Es macht mir jetzt schon Angst.
„Harry?" Louis mustert mich durchdringend. „Was sagt die Kuh zum Schwein?"
Müde verziehe ich meinen Mund zu einem Lächeln, das meine Augen sicherlich nicht erreicht. Ich habe keine Kraft, um über seinen Witz nachzudenken.
Ich rechne es meinem besten Freund hoch an, dass er versucht, meine Laune zu heben, während er selbst garantiert mit dem gleichen Trennungsschmerz zu kämpfen hat. Doch so ist Louis eben. Er stellt mein Glück über seines und aus diesem Grund liebe ich ihn. Das ist die Seite von ihm, die die Öffentlichkeit nie zu sehen bekommt, dabei ist es doch eigentlich die schönste an ihm. Er würde für alle von uns durchs Feuer gehen.
„Ich vermisse Ally einfach jetzt schon", flüstere ich, wobei ich mir bewusst bin, dass ich nervtötend bin. Aber ich kann einfach nicht anders, zu sehr schmerzt mein Herz.
„Sie kommt dich garantiert schon bald auf Tour besuchen", versucht Niall mir bessere Laune zu machen. Ich weiß seine Mühe wirklich zu schätzen, doch wirklich helfen tut es nicht.
Mein Kopf lehnt sich gegen die Fensterscheibe und ich heiße das kalte Glas willkommen, erinnert es mich doch nur an das Eis in meinem Herzen. „So einfach ist das nicht, Nialler."
„Nichts ist einfach", meint Zayn überzeugt. „Aber das ist egal, solange es wichtig ist.
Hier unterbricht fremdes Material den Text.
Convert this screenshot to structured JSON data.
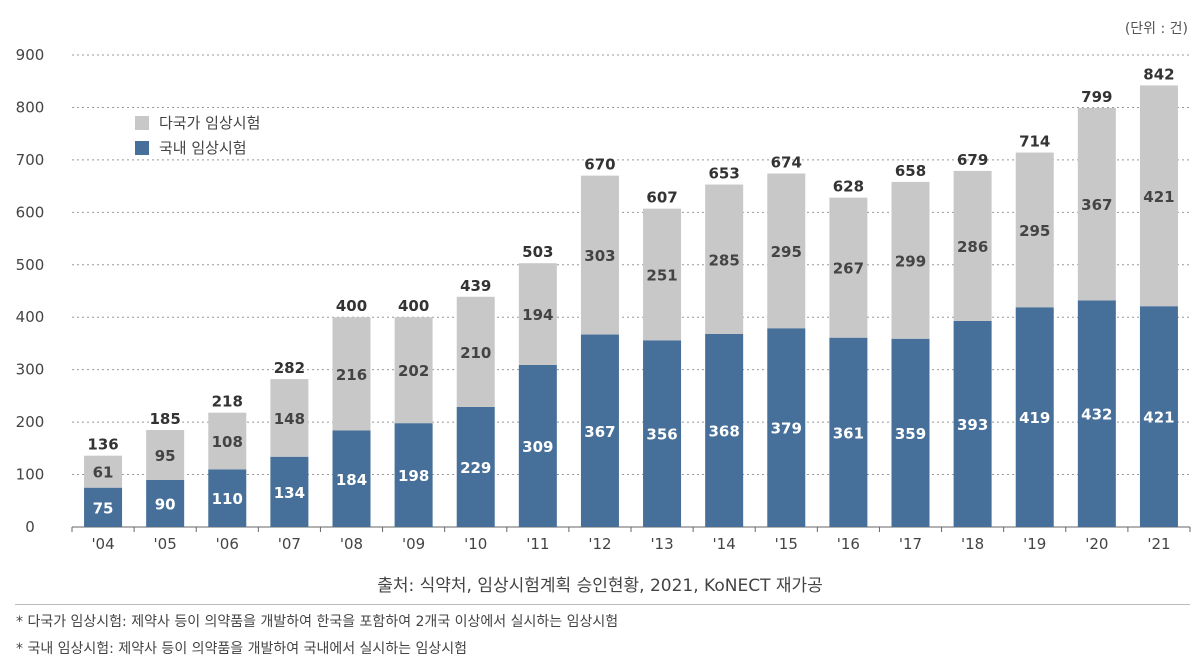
{
  "unit_label": "(단위 : 건)",
  "source": "출처: 식약처, 임상시험계획 승인현황, 2021, KoNECT 재가공",
  "notes": [
    "* 다국가 임상시험: 제약사 등이 의약품을 개발하여 한국을 포함하여 2개국 이상에서 실시하는 임상시험",
    "* 국내 임상시험: 제약사 등이 의약품을 개발하여 국내에서 실시하는 임상시험"
  ],
  "colors": {
    "multinational": "#c8c8c8",
    "domestic": "#466f99"
  },
  "chart_data": {
    "type": "bar",
    "stacked": true,
    "categories": [
      "'04",
      "'05",
      "'06",
      "'07",
      "'08",
      "'09",
      "'10",
      "'11",
      "'12",
      "'13",
      "'14",
      "'15",
      "'16",
      "'17",
      "'18",
      "'19",
      "'20",
      "'21"
    ],
    "series": [
      {
        "name": "국내 임상시험",
        "values": [
          75,
          90,
          110,
          134,
          184,
          198,
          229,
          309,
          367,
          356,
          368,
          379,
          361,
          359,
          393,
          419,
          432,
          421
        ]
      },
      {
        "name": "다국가 임상시험",
        "values": [
          61,
          95,
          108,
          148,
          216,
          202,
          210,
          194,
          303,
          251,
          285,
          295,
          267,
          299,
          286,
          295,
          367,
          421
        ]
      }
    ],
    "totals": [
      136,
      185,
      218,
      282,
      400,
      400,
      439,
      503,
      670,
      607,
      653,
      674,
      628,
      658,
      679,
      714,
      799,
      842
    ],
    "yticks": [
      0,
      100,
      200,
      300,
      400,
      500,
      600,
      700,
      800,
      900
    ],
    "ylim": [
      0,
      900
    ],
    "grid": true,
    "legend_position": "top-left",
    "legend_order": [
      "다국가 임상시험",
      "국내 임상시험"
    ]
  }
}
Ist Ally das?"
Die Erinnerung an ihre Umarmung und ihre Lippen auf meinen drängt sich in meine Gedanken. An ihre gewitterblauen Augen, die mich vernichten oder fliegen lassen können. An ihr wunderschönes Lächeln und all ihre wunderbaren Eigenarten, so viel wichtiger als ihr Aussehen selbst. Alles an ihr ist unglaublich und alleine wenn ich an sie denke, schlägt mein Herz einen Takt schneller.
„Auf jeden Fall", entgegne ich. „Al ist wichtiger als alles andere."
„Da hast du deine Antwort", sagt Liam mit einem kleinen Lächeln.
Wahrscheinlich habe ich damit meine Antwort. Denn egal wie sehr mir die Trennung von Ally schmerzt, noch schlimmer wäre es, wenn sie für immer verloren wäre. Ich werde alles dafür tun, damit es nie dazu kommen wird.